When a colleague loaned me Stephen Covey's The Seven Habits of Highly Successful People many years ago, it took me about three months to get round to reading it. I now realize that I wasted those three months. In fact, I read it three times in order to ensure that I had fully digested the wisdom therein.
While I cannot claim to have experienced an epiphany of epic proportions, it did cause me to make fundamental changes in the way I conduct business. In reality, I was practicing much of what Covey suggests, but I was doing so in a fairly unstructured and ill-disciplined way. However, in what I now term my "post-Covey" period, I do ensure that I audit myself regularly and I would urge you to do the same.
Covey is also responsible for the book Principle-Centered Leadership and many of his ideas and approaches relate to the management of people. Covey's view focuses on interdependence, on what he calls "mature interaction." When we are truly interdependent, then we have achieved and are practicing all seven habits. The habits are in fact steps, leading us from dependence through independence to interdependence and making use of our innate human characteristics—moving us in effect from what Covey terms "private victories" to public victories.

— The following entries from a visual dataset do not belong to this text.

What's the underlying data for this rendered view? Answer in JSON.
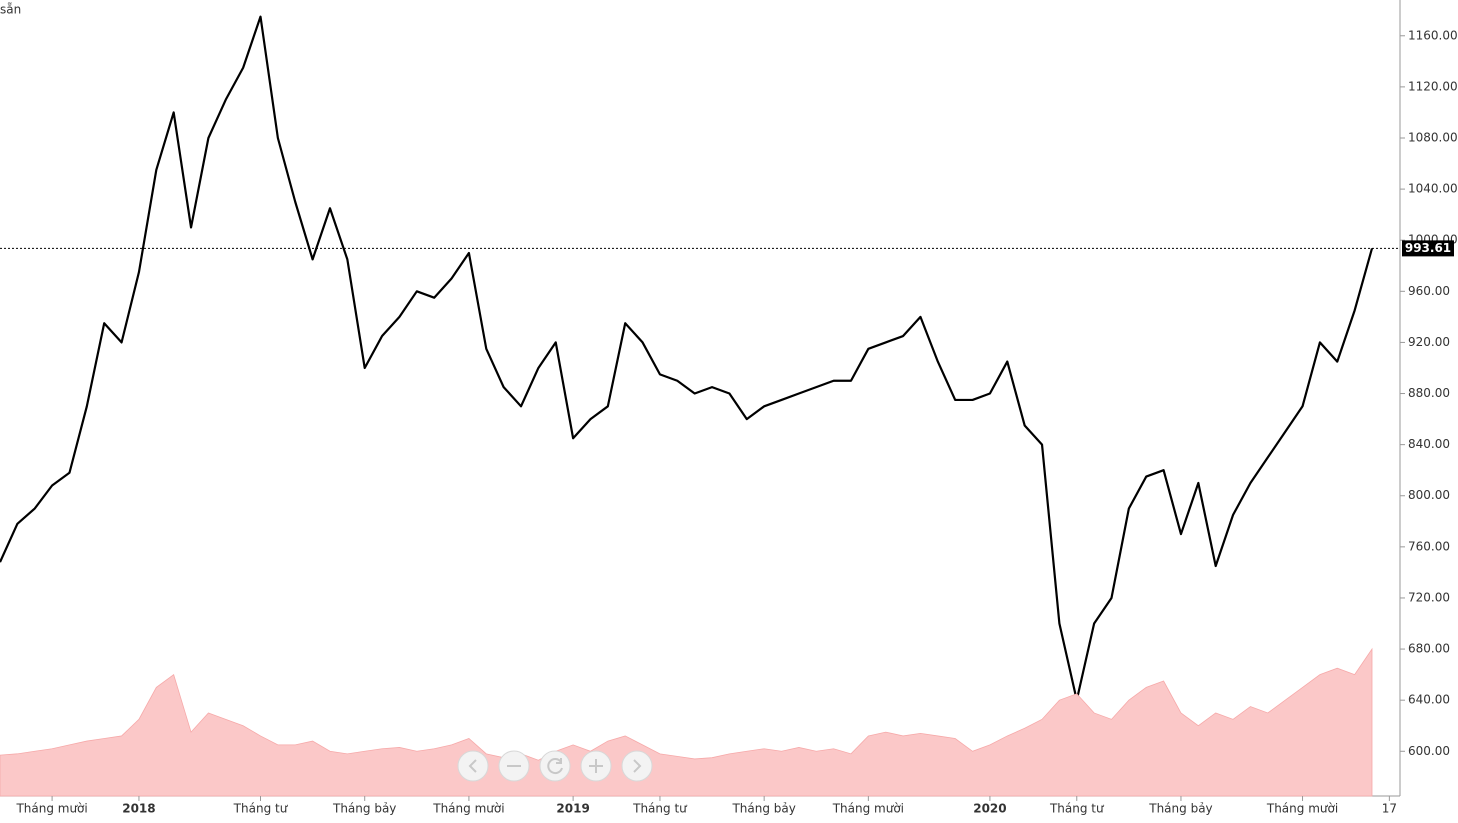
{
  "corner_text": "sẵn",
  "chart_data": {
    "type": "line",
    "categories": [
      null,
      null,
      null,
      "Tháng mười",
      null,
      null,
      null,
      null,
      "2018",
      null,
      null,
      null,
      null,
      null,
      null,
      "Tháng tư",
      null,
      null,
      null,
      null,
      null,
      "Tháng bảy",
      null,
      null,
      null,
      null,
      null,
      "Tháng mười",
      null,
      null,
      null,
      null,
      null,
      "2019",
      null,
      null,
      null,
      null,
      "Tháng tư",
      null,
      null,
      null,
      null,
      null,
      "Tháng bảy",
      null,
      null,
      null,
      null,
      null,
      "Tháng mười",
      null,
      null,
      null,
      null,
      null,
      null,
      "2020",
      null,
      null,
      null,
      null,
      "Tháng tư",
      null,
      null,
      null,
      null,
      null,
      "Tháng bảy",
      null,
      null,
      null,
      null,
      null,
      null,
      "Tháng mười",
      null,
      null,
      null,
      null,
      "17"
    ],
    "series": [
      {
        "color": "#000000",
        "kind": "line",
        "values": [
          748,
          778,
          790,
          808,
          818,
          870,
          935,
          920,
          975,
          1055,
          1100,
          1010,
          1080,
          1110,
          1135,
          1175,
          1080,
          1030,
          985,
          1025,
          985,
          900,
          925,
          940,
          960,
          955,
          970,
          990,
          915,
          885,
          870,
          900,
          920,
          845,
          860,
          870,
          935,
          920,
          895,
          890,
          880,
          885,
          880,
          860,
          870,
          875,
          880,
          885,
          890,
          890,
          915,
          920,
          925,
          940,
          905,
          875,
          875,
          880,
          905,
          855,
          840,
          700,
          640,
          700,
          720,
          790,
          815,
          820,
          770,
          810,
          745,
          785,
          810,
          830,
          850,
          870,
          920,
          905,
          945,
          993.61,
          null
        ]
      },
      {
        "color": "#fbc8c8",
        "kind": "area",
        "values": [
          597,
          598,
          600,
          602,
          605,
          608,
          610,
          612,
          625,
          650,
          660,
          615,
          630,
          625,
          620,
          612,
          605,
          605,
          608,
          600,
          598,
          600,
          602,
          603,
          600,
          602,
          605,
          610,
          598,
          595,
          598,
          593,
          600,
          605,
          600,
          608,
          612,
          605,
          598,
          596,
          594,
          595,
          598,
          600,
          602,
          600,
          603,
          600,
          602,
          598,
          612,
          615,
          612,
          614,
          612,
          610,
          600,
          605,
          612,
          618,
          625,
          640,
          645,
          630,
          625,
          640,
          650,
          655,
          630,
          620,
          630,
          625,
          635,
          630,
          640,
          650,
          660,
          665,
          660,
          680,
          null
        ]
      }
    ],
    "ylim": [
      565,
      1188
    ],
    "yticks": [
      {
        "value": 600,
        "label": "600.00"
      },
      {
        "value": 640,
        "label": "640.00"
      },
      {
        "value": 680,
        "label": "680.00"
      },
      {
        "value": 720,
        "label": "720.00"
      },
      {
        "value": 760,
        "label": "760.00"
      },
      {
        "value": 800,
        "label": "800.00"
      },
      {
        "value": 840,
        "label": "840.00"
      },
      {
        "value": 880,
        "label": "880.00"
      },
      {
        "value": 920,
        "label": "920.00"
      },
      {
        "value": 960,
        "label": "960.00"
      },
      {
        "value": 1000,
        "label": "1000.00"
      },
      {
        "value": 1040,
        "label": "1040.00"
      },
      {
        "value": 1080,
        "label": "1080.00"
      },
      {
        "value": 1120,
        "label": "1120.00"
      },
      {
        "value": 1160,
        "label": "1160.00"
      }
    ],
    "grid": false
  }
}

In any situation, our natural human response is to look for similarities to situations we have previously encountered. In doing this, we fail to recognize the situation we are actually in and the unique opportunities and challenges presented to us. In effect, "the way we see the problem is the problem," which accounts for why we find ourselves repeating patterns of frustration and feeling unable to respond appropriately to situations facing us.